To the images I wanted to add music and chose three distinctly different renditions of Cole Porter’s classic song I Love Paris-a personal favorite. With the music I was interested in giving the flavor of the city as an American in Paris. I discovered as I produced the tape that each of the renditions of the classic song created a unique quality though in each sequence the images remain identical. The timing was shortened or elongated to fit the music but the visual sequence remained identical. Yet, each song creates a unique atmosphere, which interacts with the images distinctly. Together the three sequences create a much more vibrant portrait though albeit it remains an abstract one.
Paris Chandalier X3 is intended to be seen ultimately as a three channel work. I envision the viewer able to move around the suspended triangle of monitors, each playing a single version of the song, which are of different lengths. As the three sound areas interact I am interested in the soundscapes that will be created where the songs bleed into each other acoustically. Since the songs are of different lengths, these acoustic spaces will be in constant flux as different sections of each song overlap.

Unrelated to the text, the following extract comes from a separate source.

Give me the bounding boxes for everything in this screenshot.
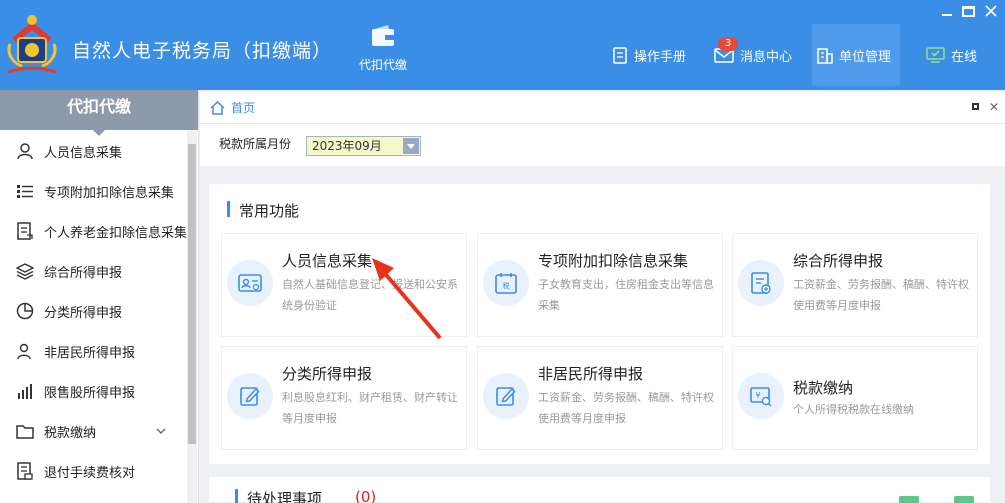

To transform the uploaded Paris Chandalier X3 into a three channel piece: place 3 laptops or I-pads in a triangle, FF to beginning of each channel, and start all 3 versions simultaneously.
Saturday, February 27, 2010
Wednesday, February 24, 2010
Saturday, February 6, 2010
THE SILENCE OF MARCEL DUCHAMP
BY ELA TROYANO & UZI PARNES
AT THE 60TH BERLINALE--FORUM EXPANDED
Thursday, Feb. 18 at 9pm @ Kino Arsenal 1
The title of this live film performance comes from a graffiti – the silence of Marcel Duchamp is overrated – found on a wall in an abandoned pier on the West Side Highway in New York City. The piers were a meeting ground for gay sexual encounters in the late 70’s and early 80’s. Partly in ruins, with long hallways, open rooms, broken windows, all surrounded by water, the piers were photographed, written about and filmed before they were torn down by the 90’s. The piers no longer occupy a physical space but they have since evolved into a historic artistic presence, becoming a metaphor for a shared past.
The performance includes music by John Zorn: Beuysblock, a portrait of the late artist Joseph Beuys. It begins with images of the pier, male torsos, cave like drawings, urinals, the Hudson River, a spectacle memorializes the creatures that inhabited the piers. Toy soldiers seen through broken shards of glass are a playful take on the „Uzi“ machine gun, referencing his expatriate Israeli and Jewish upbringing. His torn Barbie dolls and drag divas are superimposed on Troyano’s projections: a burst of fireworks and ballerina shadow play. What appears to be an image of a graphic fence is a projected fragment of a small mesh evening bag, one of the few things her mother was able to bring from her native La Habana, Cuba.